CREIO NA RESSURREIÇÃO DO CORPO


(13/9/1998)

Evaristo Eduardo de Miranda

Os cristãos acreditam na ressurreição do corpo e o afirmam em várias manifestações durante a vida. Mas é na hora da morte, no momento da páscoa e da última passagem, que essa crença toma todo o seu valor. Diante da conclusão de uma vida, está-se – também – diante da conclusão do Credo: “Creio na ressurreição da carne e na vida eterna. Amém.”

Porque essa crença? É na ressurreição do Cristo que temos o fundamento da fé na ressurreição da pessoa. Nós não temos corpo ou alma. Toda pessoa é corpo, é alma, é espírito. A morte não anula nossa identidade pessoal, nem apaga o nosso nome. Nós não esperamos – nem nos contentamos – de ser, um dia, espíritos luminosos, gravitando em volta da luz de Deus. Não! Na eternidade prometida, no final dos tempos, participaremos da glória com um corpo glorioso, com nossos nomes santificados e na plenitude de nossa identidade pessoal. Reconhecendo-nos e sendo reconhecidos.

Na ascensão, Cristo levou seu corpo, originalmente como o nosso, ao trono divino! Essa materialidade da ressurreição da pessoa fica patente na saída do Cristo ressurrecto do sepulcro. Foi preciso que a pedra rolasse. Alegoricamente, esse fato nos lembra que se a pedra não rolasse, talvez Ele não passaria. A materialidade do seu corpo – que comia peixes, pães, bebia vinho e guardava as marcas decisivas da crucificação – é marcante nos testemunhos dos discípulos e apóstolos.

A vida não pode temer a morte e deveria ser livre de qualquer angústia. Como diz a canção: “É preciso estar atento e forte, não temos tempo de temer a morte.” Para a psicologia, a angústia é o medo sem objeto. Mas esse objeto existe. Escondido no humano, ele resiste e quase sempre tem a ver com as facetas da morte. São Paulo é radical: “Se Cristo não ressuscitou, a nossa pregação é vazia, e vazia também a vossa fé” (1Cor 15,14).

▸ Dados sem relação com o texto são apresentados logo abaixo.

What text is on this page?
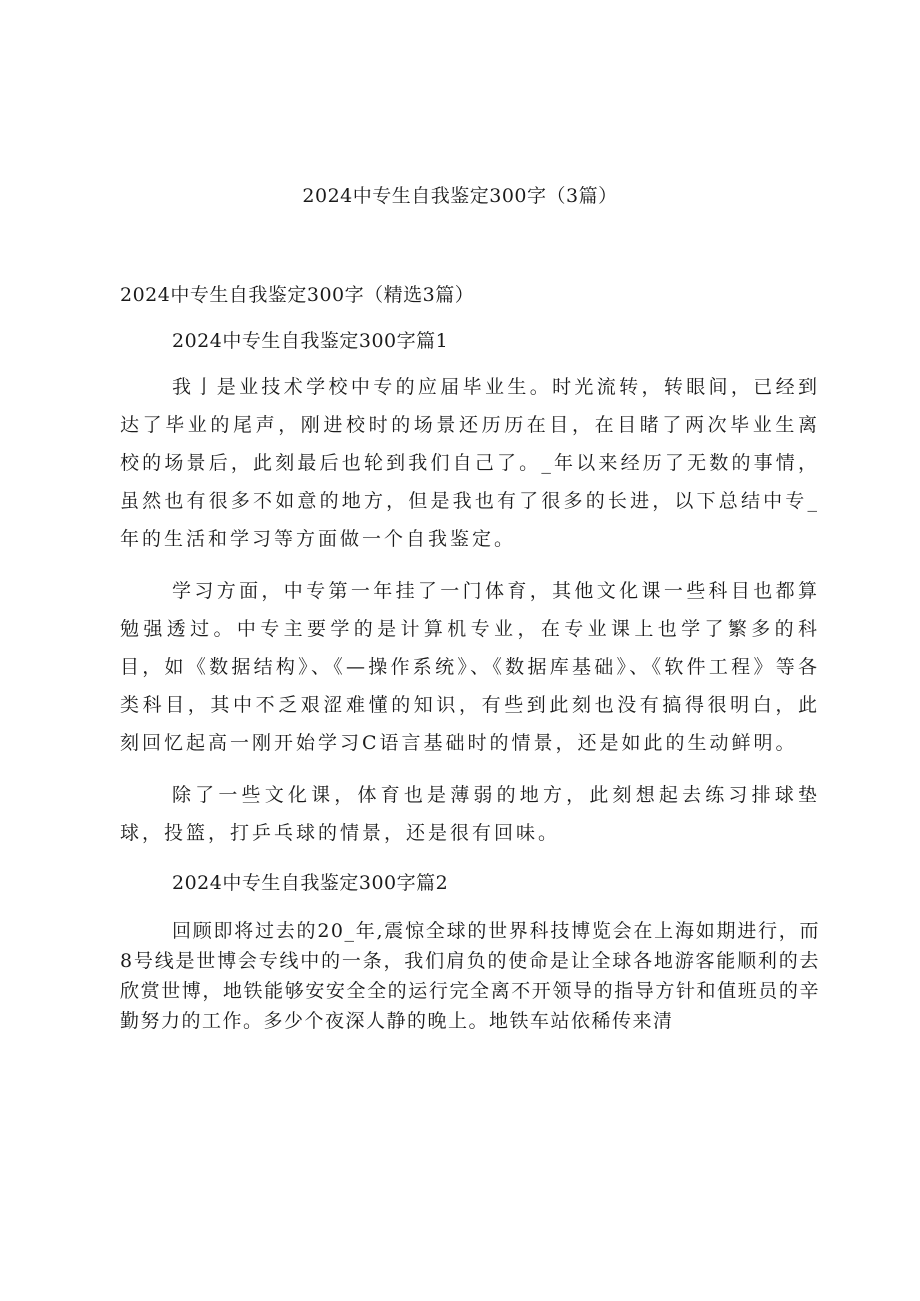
2024中专生自我鉴定300字（3篇）

2024中专生自我鉴定300字（精选3篇）

2024中专生自我鉴定300字篇1

我亅是业技术学校中专的应届毕业生。时光流转，转眼间，已经到达了毕业的尾声，刚进校时的场景还历历在目，在目睹了两次毕业生离校的场景后，此刻最后也轮到我们自己了。_年以来经历了无数的事情，虽然也有很多不如意的地方，但是我也有了很多的长进，以下总结中专_年的生活和学习等方面做一个自我鉴定。

学习方面，中专第一年挂了一门体育，其他文化课一些科目也都算勉强透过。中专主要学的是计算机专业，在专业课上也学了繁多的科目，如《数据结构》、《—操作系统》、《数据库基础》、《软件工程》等各类科目，其中不乏艰涩难懂的知识，有些到此刻也没有搞得很明白，此刻回忆起高一刚开始学习C语言基础时的情景，还是如此的生动鲜明。

除了一些文化课，体育也是薄弱的地方，此刻想起去练习排球垫球，投篮，打乒乓球的情景，还是很有回味。

2024中专生自我鉴定300字篇2

回顾即将过去的20_年,震惊全球的世界科技博览会在上海如期进行，而8号线是世博会专线中的一条，我们肩负的使命是让全球各地游客能顺利的去欣赏世博，地铁能够安安全全的运行完全离不开领导的指导方针和值班员的辛勤努力的工作。多少个夜深人静的晚上。地铁车站依稀传来清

Ressuscitaremos um dia, com nosso corpo, na totalidade de nossa pessoa, e livres de nossos personagens, graças a um amor infinito que desceu até o túmulo para vencer a morte e que, pelo sinal de Jonas, atravessou o último limiar.

Filhos de um Deus de misericórdia, na vida podemos vencer a angústia da morte e dos nossos limites. A Graça de Deus não nega nosso metal, nem destrói nossa natureza, nosso corpo. O corpo não é um castigo, instrumento dos céus para domesticar e confinar nossa alma, como crêem certos reencarnacionistas. Atento à presença e aos sinais de Deus em nossa vida, valorizamos a dimensão positiva de eventos como doença, separação, perda e morte. Graças a luz interior podemos ser inteiros em nossa corporeidade, ao longo de toda a vida e também na passagem da morte. Pois “se depositamos a nossa confiança em Cristo somente para esta vida, somos os mais dignos de pena de todos os homens” (1 Co 15,19).

O último limite da humanidade, o da morte, foi vencido no sorriso dado pelo sepulcro. A pedra rolou diante de uma boca que havia tragado um morto e agora sorria para dar passagem ao primogênito da ressurreição. Esse sorriso é nossa alegria, nosso gáudio supremo! Jesus disse: “Aquele que crê em mim, mesmo que morra, viverá; e todo aquele que vive e crê em mim não morrerá jamais” (Jo 11,25-26). Ele é o caminho para libertar-nos da angústia da morte e para não sermos mais hipnotizados por seu precipício. A ressurreição nos ajuda a aprender a arte de passar por esta terra, como o Cristo passou.